Tchoudik redescendit vite les marches... Il ne savait plus quoi faire. De nouveau, il se sentait mal. Lorsqu’il était en butte à la haine de quelqu’un, ça lui faisait mal et il avait peur. Il lui semblait que tout s’arrêtait, à quoi bon vivre ? Et il n’avait qu’une envie : fuir ces gens qui le haïssaient, ou qui se moquaient de lui. 
— Vraiment, pourquoi est-ce que je suis comme ça ? se lamentait-il amèrement sans faire de bruit, assis dans la réserve. J’aurais dû m’en douter, que ça ne lui plairait pas, l’art populaire.
Il resta caché dans la remise jusqu'à la tombée de la nuit, le coeur oppressé.  

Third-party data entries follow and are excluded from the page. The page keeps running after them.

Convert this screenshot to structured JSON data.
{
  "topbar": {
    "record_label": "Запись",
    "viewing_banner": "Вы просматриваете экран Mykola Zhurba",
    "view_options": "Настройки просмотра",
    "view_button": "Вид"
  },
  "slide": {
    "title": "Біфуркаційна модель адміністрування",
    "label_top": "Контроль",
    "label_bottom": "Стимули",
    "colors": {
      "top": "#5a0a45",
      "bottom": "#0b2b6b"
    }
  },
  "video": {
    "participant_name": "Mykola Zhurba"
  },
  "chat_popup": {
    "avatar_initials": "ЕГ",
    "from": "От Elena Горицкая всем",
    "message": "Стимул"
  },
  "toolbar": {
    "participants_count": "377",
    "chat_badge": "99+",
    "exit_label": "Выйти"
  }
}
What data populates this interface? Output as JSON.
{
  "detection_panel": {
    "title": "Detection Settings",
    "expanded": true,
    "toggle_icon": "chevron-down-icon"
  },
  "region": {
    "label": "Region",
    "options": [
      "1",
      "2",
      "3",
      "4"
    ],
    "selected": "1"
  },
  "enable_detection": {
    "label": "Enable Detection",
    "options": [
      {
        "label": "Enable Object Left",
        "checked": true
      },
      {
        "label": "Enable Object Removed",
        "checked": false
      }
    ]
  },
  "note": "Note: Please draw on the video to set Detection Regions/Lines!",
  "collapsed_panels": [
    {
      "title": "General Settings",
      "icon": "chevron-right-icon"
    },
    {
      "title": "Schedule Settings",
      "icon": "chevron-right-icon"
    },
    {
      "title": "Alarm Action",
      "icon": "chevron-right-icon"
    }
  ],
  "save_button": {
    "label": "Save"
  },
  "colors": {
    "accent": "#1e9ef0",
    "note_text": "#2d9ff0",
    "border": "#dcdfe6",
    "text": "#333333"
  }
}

 Arriva Dmitri, nullement surpris de le trouver là - comme s’il savait son frère Vassili depuis longtemps dans la remise, l’attendant. 
— Eh bien, voilà... dit-il. Elle...elle a refait du boucan. La poussette...Pas une bonne idée. 
— Je croyais que ça lui plairait. Je vais y aller, frérot.
Dmitri soupira...et ne répondit rien.

Tchoudik arriva chez lui sous une une bonne pluie fraîche. Il sortit de l’autocar, enleva ses bottines neuves et courut sur la terre chaude et humide - la valise dans une main, les bottines dans l’autre. Il faisait de petits bonds, et chantait à tue-tête :

« Les peupliééé, les peupliééé... »

Un coin de ciel bleu s’était déjà dégagé, le soleil commençait à se montrer. La pluie diminuait, de grosses gouttes faisaient : floc !  dans les flaques d’eau, où des bulles se formaient, puis crevaient.
Il glissa et faillit s’étaler.
  

...Il s’appelait Vassili Iegorytch Kniaziev. Il avait trente-neuf ans et il était opérateur de cinéma dans une bourgade. Il adorait les chiens et les histoires de détective. Gamin, il rêvait de devenir espion.